Silvia Munt in the film adaptation of "Plaça del Diamant"

Mercè Rodoreda   is considered  to be the most important Catalan novelist of the postwar period. Her novel The Time of the Doves (La plaça del diamant) has become the most acclaimed Catalan novel of all time and since the year it was published for the first time, it has been translated into 27 languages. This work is also considered by many to be best novel about  the Spanish Civil War.

The works of Mercè Rodoreda has been sometimes compared, because of their style to those of Virginia Woolf, an English writer who was admired by the Catalan novelist. Some of the recurring features in Rodoreda's writings are a femenine narrator and a poetic style full of symbolism. The women in her novels are fragile in appearance but they possess a great internal strength. Her novels are located in places that she knew very well because she had actually lived there, the neighbourhood of Gràcia, Romanyà de la Selva,  Geneva...

 

Mercè Rodoreda was born in Balmes street (Barcelona) in October 1908. At the age of twenty , She married her uncle, Joan Gurguí who was fourteen years her older. The marriage was a failure. Rodoreda began to write as a way of escaping a very boring life. Before the Civil War she wrote four novels. Aloma (1937) being the most important of them.  During the civil war, she worked for the Catalan Generalitat's Public Affairs Department. After the war she was exiled in Paris and later Switzerland  where she began to write again, in 1972 she returned to Catalonia and settled down in Romanyà de la Selva (Girona) until her death in 1983.
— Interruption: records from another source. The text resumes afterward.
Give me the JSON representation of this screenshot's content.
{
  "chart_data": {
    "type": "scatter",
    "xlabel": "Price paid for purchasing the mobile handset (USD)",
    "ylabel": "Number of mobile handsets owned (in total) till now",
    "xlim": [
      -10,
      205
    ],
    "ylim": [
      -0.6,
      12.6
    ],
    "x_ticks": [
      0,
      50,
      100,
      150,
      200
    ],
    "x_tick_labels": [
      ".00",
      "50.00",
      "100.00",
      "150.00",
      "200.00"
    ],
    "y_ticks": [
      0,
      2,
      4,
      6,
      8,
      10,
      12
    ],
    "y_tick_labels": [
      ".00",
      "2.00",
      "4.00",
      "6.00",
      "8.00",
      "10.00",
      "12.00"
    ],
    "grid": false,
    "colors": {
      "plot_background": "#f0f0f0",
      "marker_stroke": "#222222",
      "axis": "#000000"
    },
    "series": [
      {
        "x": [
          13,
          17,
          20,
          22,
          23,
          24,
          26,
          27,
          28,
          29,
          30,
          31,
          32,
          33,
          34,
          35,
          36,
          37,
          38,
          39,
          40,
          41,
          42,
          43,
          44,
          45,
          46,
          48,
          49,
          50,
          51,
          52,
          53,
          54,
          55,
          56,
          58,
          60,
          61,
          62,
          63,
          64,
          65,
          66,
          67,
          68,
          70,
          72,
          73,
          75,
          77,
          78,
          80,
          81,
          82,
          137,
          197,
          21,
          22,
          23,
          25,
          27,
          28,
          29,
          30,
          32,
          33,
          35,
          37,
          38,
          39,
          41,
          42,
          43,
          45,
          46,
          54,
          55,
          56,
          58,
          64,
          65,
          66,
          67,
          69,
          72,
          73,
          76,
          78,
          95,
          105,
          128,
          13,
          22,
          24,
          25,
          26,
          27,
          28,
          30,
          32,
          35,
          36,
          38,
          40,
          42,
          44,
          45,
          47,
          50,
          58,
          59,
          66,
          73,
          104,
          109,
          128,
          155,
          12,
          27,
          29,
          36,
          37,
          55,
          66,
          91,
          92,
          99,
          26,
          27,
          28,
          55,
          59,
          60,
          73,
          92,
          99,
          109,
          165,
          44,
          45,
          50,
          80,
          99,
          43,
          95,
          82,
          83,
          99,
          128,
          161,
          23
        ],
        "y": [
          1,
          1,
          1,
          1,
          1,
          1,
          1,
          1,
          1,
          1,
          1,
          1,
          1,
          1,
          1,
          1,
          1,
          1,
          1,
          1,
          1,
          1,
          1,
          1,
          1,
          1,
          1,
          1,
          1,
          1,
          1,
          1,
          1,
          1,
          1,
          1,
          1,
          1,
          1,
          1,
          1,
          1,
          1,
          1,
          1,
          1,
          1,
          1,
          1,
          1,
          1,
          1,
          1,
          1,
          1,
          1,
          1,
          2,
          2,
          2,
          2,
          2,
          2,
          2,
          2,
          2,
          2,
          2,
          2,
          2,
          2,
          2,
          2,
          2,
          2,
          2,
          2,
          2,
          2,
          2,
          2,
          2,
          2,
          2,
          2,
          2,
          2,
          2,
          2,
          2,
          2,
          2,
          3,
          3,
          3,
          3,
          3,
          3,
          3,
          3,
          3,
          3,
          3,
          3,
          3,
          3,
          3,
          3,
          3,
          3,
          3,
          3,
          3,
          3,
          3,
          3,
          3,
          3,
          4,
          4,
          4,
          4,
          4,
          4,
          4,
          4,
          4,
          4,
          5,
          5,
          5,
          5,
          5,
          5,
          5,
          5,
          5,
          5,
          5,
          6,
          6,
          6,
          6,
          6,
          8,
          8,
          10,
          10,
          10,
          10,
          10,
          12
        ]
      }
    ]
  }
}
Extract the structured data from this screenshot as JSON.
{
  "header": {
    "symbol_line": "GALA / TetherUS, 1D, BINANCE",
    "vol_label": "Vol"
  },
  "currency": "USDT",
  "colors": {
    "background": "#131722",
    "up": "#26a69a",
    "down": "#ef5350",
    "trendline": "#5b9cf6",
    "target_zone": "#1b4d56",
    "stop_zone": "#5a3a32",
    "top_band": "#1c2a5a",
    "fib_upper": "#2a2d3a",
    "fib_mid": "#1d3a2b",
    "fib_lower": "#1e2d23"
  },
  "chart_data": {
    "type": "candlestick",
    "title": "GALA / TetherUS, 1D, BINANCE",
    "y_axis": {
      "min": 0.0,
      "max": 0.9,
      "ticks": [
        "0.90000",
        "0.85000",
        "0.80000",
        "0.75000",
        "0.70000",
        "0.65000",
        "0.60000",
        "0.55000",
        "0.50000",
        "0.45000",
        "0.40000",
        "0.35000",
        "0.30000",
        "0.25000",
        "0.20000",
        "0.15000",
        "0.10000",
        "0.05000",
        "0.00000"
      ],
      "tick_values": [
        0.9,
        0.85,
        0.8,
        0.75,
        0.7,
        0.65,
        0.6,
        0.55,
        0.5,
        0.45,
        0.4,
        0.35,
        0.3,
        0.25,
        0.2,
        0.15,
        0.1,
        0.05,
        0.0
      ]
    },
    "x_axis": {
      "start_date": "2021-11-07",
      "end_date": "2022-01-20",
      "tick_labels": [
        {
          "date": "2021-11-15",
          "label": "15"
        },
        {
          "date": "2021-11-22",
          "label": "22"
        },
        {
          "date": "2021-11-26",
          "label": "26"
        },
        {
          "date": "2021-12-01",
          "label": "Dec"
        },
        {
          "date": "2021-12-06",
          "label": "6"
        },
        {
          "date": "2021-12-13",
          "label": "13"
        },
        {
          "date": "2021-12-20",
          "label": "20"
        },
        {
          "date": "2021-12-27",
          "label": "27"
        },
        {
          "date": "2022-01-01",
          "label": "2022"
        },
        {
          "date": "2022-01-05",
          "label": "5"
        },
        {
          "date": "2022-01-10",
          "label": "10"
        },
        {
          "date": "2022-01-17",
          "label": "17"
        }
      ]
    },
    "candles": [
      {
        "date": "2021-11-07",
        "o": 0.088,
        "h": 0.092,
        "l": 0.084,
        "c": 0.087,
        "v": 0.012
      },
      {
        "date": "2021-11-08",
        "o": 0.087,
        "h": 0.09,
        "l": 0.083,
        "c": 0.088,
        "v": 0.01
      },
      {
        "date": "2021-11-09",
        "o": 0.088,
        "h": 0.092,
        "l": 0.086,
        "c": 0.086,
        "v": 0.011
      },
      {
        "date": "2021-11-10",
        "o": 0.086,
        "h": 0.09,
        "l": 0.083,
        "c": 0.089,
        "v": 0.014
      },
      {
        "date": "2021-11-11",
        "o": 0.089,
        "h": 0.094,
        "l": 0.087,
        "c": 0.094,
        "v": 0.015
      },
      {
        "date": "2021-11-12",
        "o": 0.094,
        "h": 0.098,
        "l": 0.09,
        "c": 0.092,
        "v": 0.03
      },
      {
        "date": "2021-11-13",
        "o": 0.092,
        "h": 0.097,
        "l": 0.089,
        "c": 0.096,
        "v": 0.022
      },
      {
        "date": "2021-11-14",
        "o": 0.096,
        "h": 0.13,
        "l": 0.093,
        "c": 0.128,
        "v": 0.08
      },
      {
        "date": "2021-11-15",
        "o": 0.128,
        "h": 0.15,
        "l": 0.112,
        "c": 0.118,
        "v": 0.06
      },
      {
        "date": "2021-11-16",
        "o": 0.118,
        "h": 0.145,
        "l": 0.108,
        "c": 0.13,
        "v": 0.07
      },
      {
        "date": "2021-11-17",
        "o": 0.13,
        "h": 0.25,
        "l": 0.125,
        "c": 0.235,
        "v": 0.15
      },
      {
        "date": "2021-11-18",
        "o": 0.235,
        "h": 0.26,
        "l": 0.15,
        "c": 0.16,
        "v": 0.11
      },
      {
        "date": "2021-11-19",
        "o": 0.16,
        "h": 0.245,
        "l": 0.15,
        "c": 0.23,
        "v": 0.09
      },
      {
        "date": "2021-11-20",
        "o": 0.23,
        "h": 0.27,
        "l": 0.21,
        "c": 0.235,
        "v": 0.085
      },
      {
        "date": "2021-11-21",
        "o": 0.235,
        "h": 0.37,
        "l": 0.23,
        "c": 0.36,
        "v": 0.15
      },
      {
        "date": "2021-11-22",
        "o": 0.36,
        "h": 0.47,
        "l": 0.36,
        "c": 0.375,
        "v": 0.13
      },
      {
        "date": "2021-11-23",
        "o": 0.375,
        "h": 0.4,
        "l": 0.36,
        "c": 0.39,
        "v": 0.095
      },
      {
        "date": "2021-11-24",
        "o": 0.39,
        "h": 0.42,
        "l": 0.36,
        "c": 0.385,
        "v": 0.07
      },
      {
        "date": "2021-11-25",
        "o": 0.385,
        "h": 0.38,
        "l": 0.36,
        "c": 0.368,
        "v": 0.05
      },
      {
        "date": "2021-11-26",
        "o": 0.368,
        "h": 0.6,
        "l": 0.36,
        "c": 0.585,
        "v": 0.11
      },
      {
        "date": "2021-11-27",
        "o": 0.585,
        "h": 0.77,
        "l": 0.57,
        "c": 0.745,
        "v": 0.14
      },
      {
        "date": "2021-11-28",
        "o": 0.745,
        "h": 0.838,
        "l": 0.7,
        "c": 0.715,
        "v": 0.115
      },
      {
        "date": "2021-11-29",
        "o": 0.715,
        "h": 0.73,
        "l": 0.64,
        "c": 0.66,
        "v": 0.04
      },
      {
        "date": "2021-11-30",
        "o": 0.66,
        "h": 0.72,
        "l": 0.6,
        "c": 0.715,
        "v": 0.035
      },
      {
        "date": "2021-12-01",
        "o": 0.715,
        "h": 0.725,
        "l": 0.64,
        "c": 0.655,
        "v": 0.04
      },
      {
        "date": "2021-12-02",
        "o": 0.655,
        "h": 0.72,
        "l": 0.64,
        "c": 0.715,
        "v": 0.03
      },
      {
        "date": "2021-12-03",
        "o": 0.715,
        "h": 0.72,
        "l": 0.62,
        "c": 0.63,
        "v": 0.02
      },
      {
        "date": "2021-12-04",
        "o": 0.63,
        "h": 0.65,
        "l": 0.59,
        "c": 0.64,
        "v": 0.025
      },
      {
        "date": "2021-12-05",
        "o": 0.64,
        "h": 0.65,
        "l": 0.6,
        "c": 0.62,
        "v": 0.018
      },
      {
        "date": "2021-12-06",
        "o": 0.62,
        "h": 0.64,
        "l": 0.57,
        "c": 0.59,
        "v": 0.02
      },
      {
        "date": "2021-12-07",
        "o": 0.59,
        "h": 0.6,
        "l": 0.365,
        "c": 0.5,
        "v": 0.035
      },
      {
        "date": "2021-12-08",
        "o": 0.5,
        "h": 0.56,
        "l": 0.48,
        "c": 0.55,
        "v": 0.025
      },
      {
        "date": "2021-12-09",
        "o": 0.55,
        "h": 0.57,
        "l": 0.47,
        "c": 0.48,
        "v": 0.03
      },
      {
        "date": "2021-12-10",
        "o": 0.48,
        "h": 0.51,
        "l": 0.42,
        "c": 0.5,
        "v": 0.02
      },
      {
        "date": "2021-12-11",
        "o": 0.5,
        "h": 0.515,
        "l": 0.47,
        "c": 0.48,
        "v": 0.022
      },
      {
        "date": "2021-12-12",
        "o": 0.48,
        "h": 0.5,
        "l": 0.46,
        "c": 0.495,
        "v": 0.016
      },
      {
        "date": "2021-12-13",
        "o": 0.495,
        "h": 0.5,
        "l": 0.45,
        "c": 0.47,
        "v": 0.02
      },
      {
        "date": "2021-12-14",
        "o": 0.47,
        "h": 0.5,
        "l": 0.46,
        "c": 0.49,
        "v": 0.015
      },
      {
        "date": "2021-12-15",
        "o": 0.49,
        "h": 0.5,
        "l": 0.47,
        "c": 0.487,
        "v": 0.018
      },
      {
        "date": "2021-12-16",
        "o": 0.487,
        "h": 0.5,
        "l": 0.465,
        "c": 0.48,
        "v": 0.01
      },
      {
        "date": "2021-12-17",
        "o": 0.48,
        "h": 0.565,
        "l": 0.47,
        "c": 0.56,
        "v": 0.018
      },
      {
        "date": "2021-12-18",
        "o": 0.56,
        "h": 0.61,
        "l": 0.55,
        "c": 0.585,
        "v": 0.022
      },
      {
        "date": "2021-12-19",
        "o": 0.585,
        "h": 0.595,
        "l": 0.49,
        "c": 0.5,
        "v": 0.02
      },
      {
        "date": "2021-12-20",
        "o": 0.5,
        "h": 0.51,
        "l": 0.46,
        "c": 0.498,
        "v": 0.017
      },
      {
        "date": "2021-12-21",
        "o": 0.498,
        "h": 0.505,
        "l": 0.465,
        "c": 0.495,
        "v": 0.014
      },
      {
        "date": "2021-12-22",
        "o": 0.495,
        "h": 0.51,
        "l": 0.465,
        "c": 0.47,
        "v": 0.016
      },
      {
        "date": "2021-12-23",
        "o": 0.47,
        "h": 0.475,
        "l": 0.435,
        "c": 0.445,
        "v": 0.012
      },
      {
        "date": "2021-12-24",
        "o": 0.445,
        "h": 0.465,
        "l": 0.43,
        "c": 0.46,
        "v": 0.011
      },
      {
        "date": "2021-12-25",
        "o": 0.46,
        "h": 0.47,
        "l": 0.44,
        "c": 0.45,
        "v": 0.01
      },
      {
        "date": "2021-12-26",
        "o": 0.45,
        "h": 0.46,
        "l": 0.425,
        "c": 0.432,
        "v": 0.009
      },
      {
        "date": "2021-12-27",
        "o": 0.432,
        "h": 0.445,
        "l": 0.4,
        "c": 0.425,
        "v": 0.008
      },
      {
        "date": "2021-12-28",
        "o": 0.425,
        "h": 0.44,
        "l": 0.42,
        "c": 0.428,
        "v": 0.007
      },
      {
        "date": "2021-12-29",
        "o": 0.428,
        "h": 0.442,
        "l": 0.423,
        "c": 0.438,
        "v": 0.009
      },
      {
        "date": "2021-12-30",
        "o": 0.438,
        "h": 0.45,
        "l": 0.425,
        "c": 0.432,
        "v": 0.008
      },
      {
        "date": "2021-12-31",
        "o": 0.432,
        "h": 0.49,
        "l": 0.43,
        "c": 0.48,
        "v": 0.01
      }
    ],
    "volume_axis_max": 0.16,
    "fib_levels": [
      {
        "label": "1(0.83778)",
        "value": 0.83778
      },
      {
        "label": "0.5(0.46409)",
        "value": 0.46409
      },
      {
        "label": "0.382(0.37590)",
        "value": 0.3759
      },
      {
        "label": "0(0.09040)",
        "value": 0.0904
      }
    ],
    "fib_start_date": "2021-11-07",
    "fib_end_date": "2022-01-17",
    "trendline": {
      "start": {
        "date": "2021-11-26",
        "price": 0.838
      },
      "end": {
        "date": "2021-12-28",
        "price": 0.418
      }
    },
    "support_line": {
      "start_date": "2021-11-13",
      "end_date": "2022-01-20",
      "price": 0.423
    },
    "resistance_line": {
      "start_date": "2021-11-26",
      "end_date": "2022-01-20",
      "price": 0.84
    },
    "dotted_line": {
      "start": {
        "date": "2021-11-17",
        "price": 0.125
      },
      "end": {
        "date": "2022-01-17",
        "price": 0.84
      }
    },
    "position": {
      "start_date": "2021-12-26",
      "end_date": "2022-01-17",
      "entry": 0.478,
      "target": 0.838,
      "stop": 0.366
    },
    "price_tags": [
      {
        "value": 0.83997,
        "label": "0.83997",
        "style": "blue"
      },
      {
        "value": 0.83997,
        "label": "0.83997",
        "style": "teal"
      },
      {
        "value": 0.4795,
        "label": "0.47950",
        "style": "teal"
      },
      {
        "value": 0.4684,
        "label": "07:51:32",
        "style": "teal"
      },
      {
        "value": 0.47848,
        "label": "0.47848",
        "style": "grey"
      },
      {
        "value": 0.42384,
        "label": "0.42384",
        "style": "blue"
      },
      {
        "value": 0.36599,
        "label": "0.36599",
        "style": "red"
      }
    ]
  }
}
In The Time of the Doves, Rodoreda tells the story of Natàlia, a girl just like many others of her time, who accepts without complaining everything that life (or her husband) imposes on her.

This resignation ends with the arrival of the war. Natàlia will finally rebel herself against everything that she considers unfair. The novel is also a faithful portrait of postwar Barcelona and how this historical period influenced the lives of its inhabitants.

Mercè Rodoreda

 

 

 

 

As in other novels by Rodoreda, there is a play on symbols. The doves that Natàlia breeds in her home symbolize hope. As Natàlia’s hopes are fading away, the doves fly away or die. Setting the doves free is eventually a way by which Natàlia manages to get free of her past.

Other important works by Mercè Rodoreda are Camelia Street (1966) Broken Mirror (1974) or How Much War (1980).